Once it's warmed up it will happily reach out across the lake near work, at least 200metres and floods a nice wide area (I was comparing it to a Maxabeam though, so I felt it was very floody, but that is in comparison to the Maxabeam's 1 degree needle of light reaching out all the way across the lake.)
The return wire shadow on both of mine has been on one side of the beam (I can't remember which side at the moment) its not a problem In use though.
my first one had an issue with the trigger lock, causing it to turn off, Bunnings happily replaced it.
All in all, I'm very happy with it, and I would buy it again.
I will try and get some beamshots next time I have a quiet night shift at work.
Fwiw - I have 2 of the compact lithium battery's, a drill, impact wrench, circular saw, chainsaw, jigsaw, multitool, palm sander and angle grinder along with the light.
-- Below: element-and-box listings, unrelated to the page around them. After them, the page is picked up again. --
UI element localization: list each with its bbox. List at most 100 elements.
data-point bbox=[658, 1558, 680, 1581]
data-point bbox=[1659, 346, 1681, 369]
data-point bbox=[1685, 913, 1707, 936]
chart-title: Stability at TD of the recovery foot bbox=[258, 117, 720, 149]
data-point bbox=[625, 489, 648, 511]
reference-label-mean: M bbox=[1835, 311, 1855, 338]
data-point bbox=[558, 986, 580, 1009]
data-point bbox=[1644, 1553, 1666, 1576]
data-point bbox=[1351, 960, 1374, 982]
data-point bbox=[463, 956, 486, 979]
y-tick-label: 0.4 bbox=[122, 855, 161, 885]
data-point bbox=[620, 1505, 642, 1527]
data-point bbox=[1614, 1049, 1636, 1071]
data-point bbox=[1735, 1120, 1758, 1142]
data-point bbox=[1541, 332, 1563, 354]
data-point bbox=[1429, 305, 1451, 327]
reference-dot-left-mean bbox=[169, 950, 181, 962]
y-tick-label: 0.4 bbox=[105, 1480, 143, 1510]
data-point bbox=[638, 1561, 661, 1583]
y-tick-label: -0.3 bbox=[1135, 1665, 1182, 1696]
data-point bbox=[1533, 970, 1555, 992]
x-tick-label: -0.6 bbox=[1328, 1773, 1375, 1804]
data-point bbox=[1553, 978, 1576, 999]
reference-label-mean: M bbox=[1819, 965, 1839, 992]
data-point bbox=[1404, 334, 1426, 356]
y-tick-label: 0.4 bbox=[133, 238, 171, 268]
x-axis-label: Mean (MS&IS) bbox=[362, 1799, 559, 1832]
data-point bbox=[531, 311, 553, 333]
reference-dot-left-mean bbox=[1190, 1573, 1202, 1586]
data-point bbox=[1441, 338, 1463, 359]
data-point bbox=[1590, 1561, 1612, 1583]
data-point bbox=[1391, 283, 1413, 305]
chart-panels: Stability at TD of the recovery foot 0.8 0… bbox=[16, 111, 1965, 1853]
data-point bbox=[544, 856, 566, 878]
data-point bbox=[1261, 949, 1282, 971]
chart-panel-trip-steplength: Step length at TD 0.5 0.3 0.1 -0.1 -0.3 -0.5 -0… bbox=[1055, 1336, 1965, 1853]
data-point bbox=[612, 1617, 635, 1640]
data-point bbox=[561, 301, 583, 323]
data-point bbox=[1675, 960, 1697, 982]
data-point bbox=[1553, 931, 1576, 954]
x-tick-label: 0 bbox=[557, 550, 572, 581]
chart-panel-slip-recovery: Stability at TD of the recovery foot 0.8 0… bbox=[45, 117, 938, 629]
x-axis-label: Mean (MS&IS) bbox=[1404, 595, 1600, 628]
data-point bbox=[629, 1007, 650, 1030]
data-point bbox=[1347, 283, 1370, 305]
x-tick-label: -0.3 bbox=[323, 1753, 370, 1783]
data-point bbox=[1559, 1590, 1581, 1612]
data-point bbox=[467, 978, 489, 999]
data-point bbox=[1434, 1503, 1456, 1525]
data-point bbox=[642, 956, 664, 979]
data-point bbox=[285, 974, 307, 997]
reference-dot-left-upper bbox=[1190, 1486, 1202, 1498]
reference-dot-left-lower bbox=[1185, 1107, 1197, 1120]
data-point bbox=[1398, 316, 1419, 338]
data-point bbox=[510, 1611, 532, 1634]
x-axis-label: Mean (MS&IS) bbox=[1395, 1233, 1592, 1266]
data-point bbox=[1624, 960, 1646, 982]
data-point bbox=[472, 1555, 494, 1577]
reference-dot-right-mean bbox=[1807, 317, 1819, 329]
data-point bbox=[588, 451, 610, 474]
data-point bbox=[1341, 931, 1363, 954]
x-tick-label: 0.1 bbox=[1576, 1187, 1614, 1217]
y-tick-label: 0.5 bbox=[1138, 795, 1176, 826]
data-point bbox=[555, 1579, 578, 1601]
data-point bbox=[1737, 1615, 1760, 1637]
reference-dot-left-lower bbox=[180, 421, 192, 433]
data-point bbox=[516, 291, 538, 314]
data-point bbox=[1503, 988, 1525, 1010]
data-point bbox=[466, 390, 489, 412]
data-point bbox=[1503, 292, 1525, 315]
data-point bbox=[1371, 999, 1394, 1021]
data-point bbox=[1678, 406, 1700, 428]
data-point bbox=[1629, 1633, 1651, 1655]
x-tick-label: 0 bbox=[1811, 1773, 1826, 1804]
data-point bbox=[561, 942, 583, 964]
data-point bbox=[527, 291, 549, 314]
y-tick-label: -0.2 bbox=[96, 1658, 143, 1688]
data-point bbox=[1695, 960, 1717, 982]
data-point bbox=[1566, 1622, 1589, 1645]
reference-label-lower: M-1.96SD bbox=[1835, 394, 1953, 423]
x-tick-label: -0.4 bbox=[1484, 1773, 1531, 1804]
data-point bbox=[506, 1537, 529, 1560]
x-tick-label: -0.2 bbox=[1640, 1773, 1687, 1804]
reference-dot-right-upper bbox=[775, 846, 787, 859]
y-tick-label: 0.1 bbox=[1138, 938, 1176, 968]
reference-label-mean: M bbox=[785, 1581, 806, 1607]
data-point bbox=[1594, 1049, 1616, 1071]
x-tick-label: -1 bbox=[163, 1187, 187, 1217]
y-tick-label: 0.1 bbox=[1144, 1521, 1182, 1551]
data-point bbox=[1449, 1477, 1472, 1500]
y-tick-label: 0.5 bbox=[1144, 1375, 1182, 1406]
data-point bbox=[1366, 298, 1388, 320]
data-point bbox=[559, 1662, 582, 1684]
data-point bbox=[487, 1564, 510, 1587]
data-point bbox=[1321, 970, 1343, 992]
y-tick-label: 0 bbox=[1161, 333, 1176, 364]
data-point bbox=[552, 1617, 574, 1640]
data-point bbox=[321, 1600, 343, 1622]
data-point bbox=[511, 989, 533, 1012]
i bought the light originally, and bought the drill (which I needed anyway, as my old cordless was on its last legs) to get the batteries to run it, and have continued collecting tools as I need them.
I am pretty happy with all of the one+ range that I have used
flashlight collector by day
flashlight user by night
I have one, but want to pencil the beam to as small as possible. I use it to hunt, and need the light to focus the light as far as possible, and to try and not have any washout around the light. I am a light n00b, so any help is appreciated. in the mean time i use it at work (mechanic) and its REALLY bright looking at stuff under a car lol
I've been looking to replace my expired B&W weedeater with one of the ONE+ cordless models and happened to notice the HID spotlight.
From what I'm reading elsewhere, there are no provisions for bulb replacement by the user and it seems prone to breakage (perhaps why the design was seemingly revised). I see in the other thread that someone opened one (presumably with an "I void warranties" bit set), but I'm not seeing any information about replacement bulbs or the like.
Looks really interesting. Suspect I'll plunk down the money anyway since the weedeater needs replacing anyway and it would be nice to have cordless power tools that work...
I apologize that this letter is so long; I did not have time to write a short letter
1 or 2 year warranty IIRC on these things.......
Two years.
Norm
Anybody seen these in Europe (Norway)?
Seems tempting since I have quite a bit of One+
I still like it for its cheap price, and decent output.
but i just built a HID hand held spotlight that absolutely SMOKES the light output of the Ryobi. i mean 5-6 times the power
so this is now a back up to the bat-light i just built lol
They are pre-focused but you might be able to fine tune the hot spot by adding thin washers between the bulb base and the reflector. It will either have the effect of making the center brighter or causing a doughnut hole in the beam. Either way, it's not going to be a dramatic difference. You'll just have to eyeball it while shinning the at a wall if you don't have a light meter.
I really like mine, one big improvement would be a higher quality reflector, it's a shame when everything else about the light seems to be reasonable quality, that they didn't see fit to spend a bit more on the reflector.